Now that results are so competitive, you need the best SEO and the best UX. Where there are conflicts, new and unique architectures need to be created in order to satisfy a 360 view of your site. None of that is possible, without a significant investment in web development.
‘Out of the box’ solutions will often either give you a design (and associated templates) which is solid for SEO or for design. But to make your site ‘optimal’, requires bespoke optimisation. You can hire all the SEO experts you like (and indeed, you need their help) – but if there’s no technical resource to achieve their vision, where will you end up?
There’s no point hiring an SEO person to outline to ‘optimum’ vision of your site architecture, if you’re then just going to pick an off-the-shelf solution which fails to tick all the SEO boxes. To make something optimal, tweaks and customisations have to be made. To be optimal is to be cutting edge, rather than installing ‘easy’ solutions and hoping for the best.

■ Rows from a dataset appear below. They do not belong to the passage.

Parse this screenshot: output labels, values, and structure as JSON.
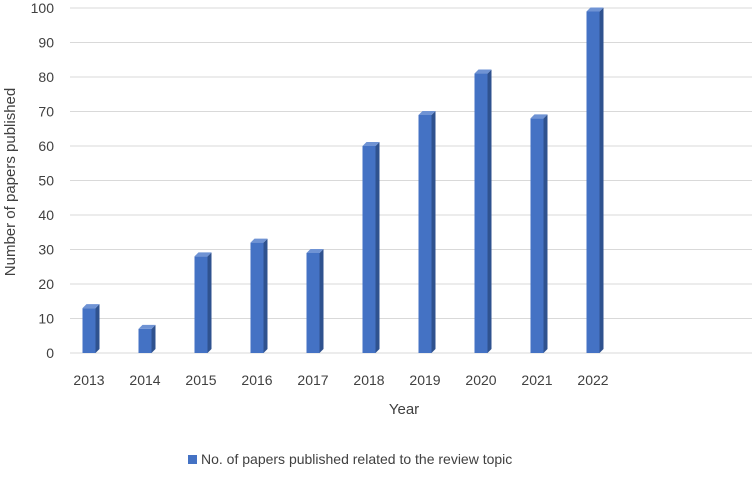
{
  "chart_data": {
    "type": "bar",
    "categories": [
      "2013",
      "2014",
      "2015",
      "2016",
      "2017",
      "2018",
      "2019",
      "2020",
      "2021",
      "2022"
    ],
    "values": [
      13,
      7,
      28,
      32,
      29,
      60,
      69,
      81,
      68,
      99
    ],
    "ylim": [
      0,
      100
    ],
    "yticks": [
      0,
      10,
      20,
      30,
      40,
      50,
      60,
      70,
      80,
      90,
      100
    ],
    "xlabel": "Year",
    "ylabel": "Number of papers published",
    "grid": true,
    "legend_position": "bottom",
    "series": [
      {
        "name": "No. of papers published related to the review topic",
        "color": "#4472c4"
      }
    ]
  },
  "colors": {
    "bar_front": "#4472c4",
    "bar_side": "#2f528f",
    "bar_top": "#6f93d4",
    "grid": "#d9d9d9",
    "text": "#404040"
  }
}
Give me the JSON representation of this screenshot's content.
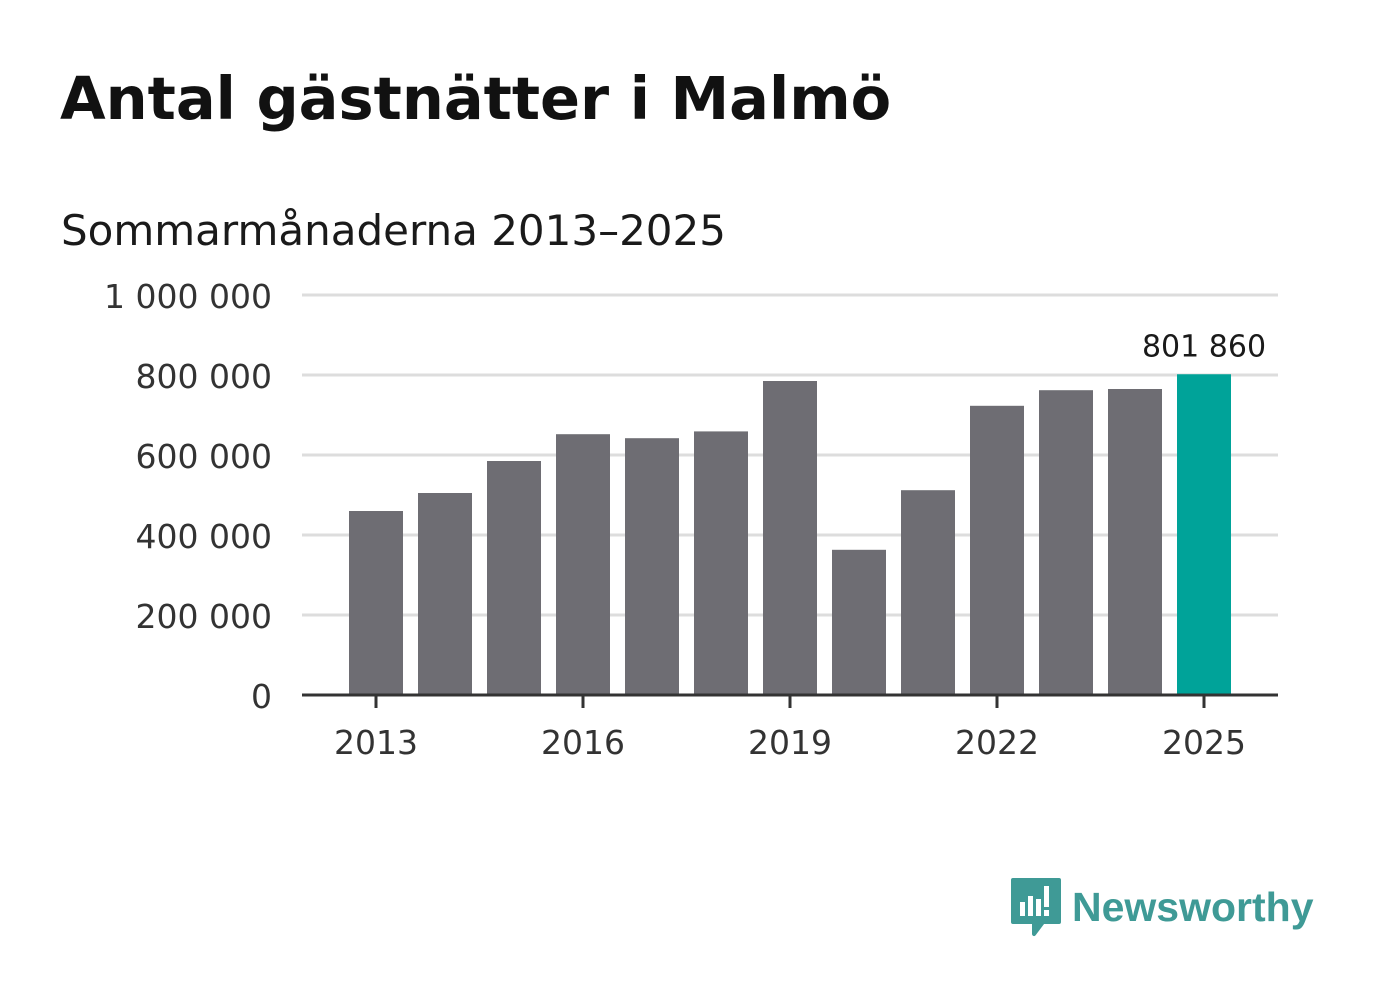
{
  "title": "Antal gästnätter i Malmö",
  "subtitle": "Sommarmånaderna 2013–2025",
  "brand": {
    "name": "Newsworthy",
    "icon": "newsworthy-logo-icon",
    "color": "#3f9a96"
  },
  "chart_data": {
    "type": "bar",
    "categories": [
      "2013",
      "2014",
      "2015",
      "2016",
      "2017",
      "2018",
      "2019",
      "2020",
      "2021",
      "2022",
      "2023",
      "2024",
      "2025"
    ],
    "values": [
      460000,
      505000,
      585000,
      652000,
      642000,
      659000,
      785000,
      363000,
      512000,
      723000,
      762000,
      765000,
      801860
    ],
    "x_tick_labels": [
      "2013",
      "2016",
      "2019",
      "2022",
      "2025"
    ],
    "y_ticks": [
      0,
      200000,
      400000,
      600000,
      800000,
      1000000
    ],
    "y_tick_labels": [
      "0",
      "200 000",
      "400 000",
      "600 000",
      "800 000",
      "1 000 000"
    ],
    "ylim": [
      0,
      1000000
    ],
    "grid": true,
    "highlight": {
      "category": "2025",
      "label": "801 860"
    },
    "colors": {
      "bar": "#6e6d73",
      "highlight": "#00a399",
      "grid": "#dddddd",
      "axis": "#333333"
    }
  }
}
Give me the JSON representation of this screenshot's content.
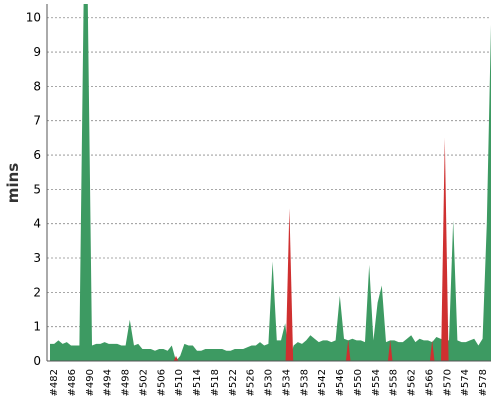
{
  "chart_data": {
    "type": "area",
    "ylabel": "mins",
    "ylim": [
      0,
      10.4
    ],
    "y_ticks": [
      0,
      1,
      2,
      3,
      4,
      5,
      6,
      7,
      8,
      9,
      10
    ],
    "x_tick_labels": [
      "#482",
      "#486",
      "#490",
      "#494",
      "#498",
      "#502",
      "#506",
      "#510",
      "#514",
      "#518",
      "#522",
      "#526",
      "#530",
      "#534",
      "#538",
      "#542",
      "#546",
      "#550",
      "#554",
      "#558",
      "#562",
      "#566",
      "#570",
      "#574",
      "#578"
    ],
    "grid": "horizontal-dashed",
    "series": [
      {
        "status": "pass",
        "color": "#3d9a62",
        "values": [
          0.5,
          0.5,
          0.6,
          0.5,
          0.55,
          0.45,
          0.45,
          0.45,
          10.4,
          10.4,
          0.45,
          0.5,
          0.5,
          0.55,
          0.5,
          0.5,
          0.5,
          0.45,
          0.45,
          1.2,
          0.45,
          0.5,
          0.35,
          0.35,
          0.35,
          0.3,
          0.35,
          0.35,
          0.3,
          0.45,
          0,
          0.15,
          0.5,
          0.45,
          0.45,
          0.3,
          0.3,
          0.35,
          0.35,
          0.35,
          0.35,
          0.35,
          0.3,
          0.3,
          0.35,
          0.35,
          0.35,
          0.4,
          0.45,
          0.45,
          0.55,
          0.45,
          0.5,
          2.9,
          0.6,
          0.6,
          1.1,
          0,
          0.45,
          0.55,
          0.5,
          0.6,
          0.75,
          0.65,
          0.55,
          0.6,
          0.6,
          0.55,
          0.6,
          1.9,
          0.65,
          0.6,
          0.65,
          0.6,
          0.6,
          0.55,
          2.8,
          0.6,
          1.7,
          2.2,
          0.55,
          0.6,
          0.6,
          0.55,
          0.55,
          0.65,
          0.75,
          0.55,
          0.65,
          0.6,
          0.6,
          0.55,
          0.7,
          0.65,
          0.6,
          0.6,
          4.1,
          0.6,
          0.55,
          0.55,
          0.6,
          0.65,
          0.45,
          0.65,
          4,
          9.8
        ]
      }
    ],
    "failures": [
      {
        "index": 30,
        "value": 0.15
      },
      {
        "index": 57,
        "value": 4.45
      },
      {
        "index": 71,
        "value": 0.62
      },
      {
        "index": 81,
        "value": 0.6
      },
      {
        "index": 91,
        "value": 0.6
      },
      {
        "index": 94,
        "value": 6.5
      }
    ]
  }
}
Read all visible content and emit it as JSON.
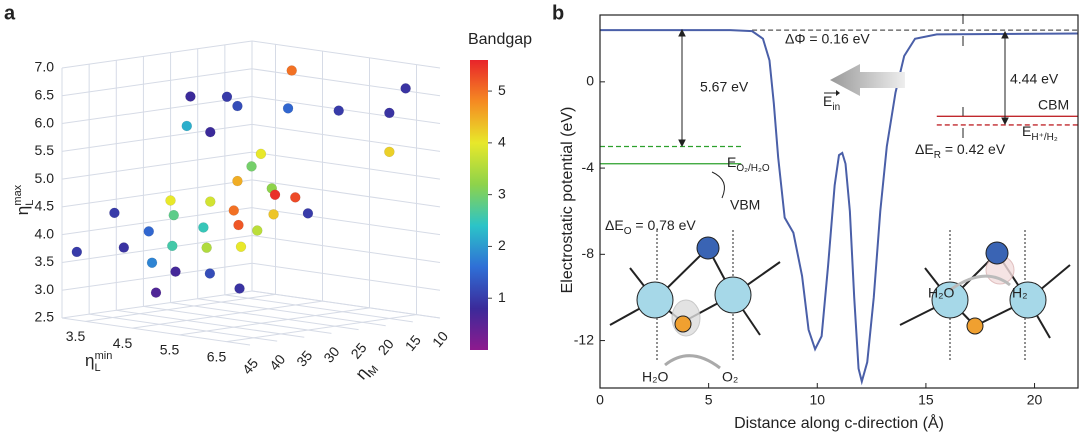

The more qualified and respected your SEO professional is, the more granular their insights and optimisation efforts will be (as they delve into the corners of your site, mining for more and more performance efficiencies). As a result of this, significant dev budget will be required for ‘serious’ SEO.
In 2022 after all of Google’s updates and refinements, ‘serious’ SEO is all that works.
What Does Optimisation Mean?
To make something optimal, or ‘to optimise’, means to make something the best it could possibly be.
The Oxford Reference defines optimisation as:
“The process of finding the best possible solution to a problem. In mathematics, this often consists of maximizing or minimizing the value of a certain function, perhaps subject to given constraints.”
If you think that you can reach an ‘optimal’ architecture, piece of content or digital PR (editorial) campaign without significant strategy and spend on developer resource, think again. It’s true that some people still find ‘quick wins’ in SEO, but those stories are few and far between. For every one of those stories, there are millions of ‘quick’ content pieces which were produced to no effect whatsoever.
For most, it will take a lot of strategy and hard graft to reach the top. But let’s look at an analogy.
Here’s the Red Bull F1 team:
They spend hours, days and months ‘optimising’ their vehicle to win each race. They scan and circle the vehicle making every weight reduction possible. Does this make the vehicle drastically faster? Certainly, it doesn’t make the vehicle 80% or even 60% faster. So why bother?
In F1, victory is measured in fractions of a second. They want to rank #1, so all of that effort for fractional gains (over time) is worth it.
That’s a lot like SEO. The gains you make may take a while to surface and they may involve a lot of work, but if you’re after that #1 spot… there’s no other way.
Hire Enough Development Resource for you SEO Vision
Whether you want to produce campaign-led work with individual winning pieces of content, or whether you want to leverage architectural efficiencies to make incremental gains (leading to the #1 Google rankings you desire) – you need significant developer resource.
Either you’ll need designers and developers to make your campaign content ‘more than just text’, or you’ll need developers to help implement and achieve your cutting edge, SEO-oriented architectural vision (without losing sight of UX).
Such work is going to involve custom coding and custom solutions. If it can be bought off the shelf, it’s not new and is therefore what everyone else already has. If that’s the case, it’s not optimum, so why did you hire an ‘optimisation’ specialist?
If you want to engage in optimisation (be that Search Engine Optimisation or otherwise) – you‘ll need to invest in the resource to ‘make things optimal‘.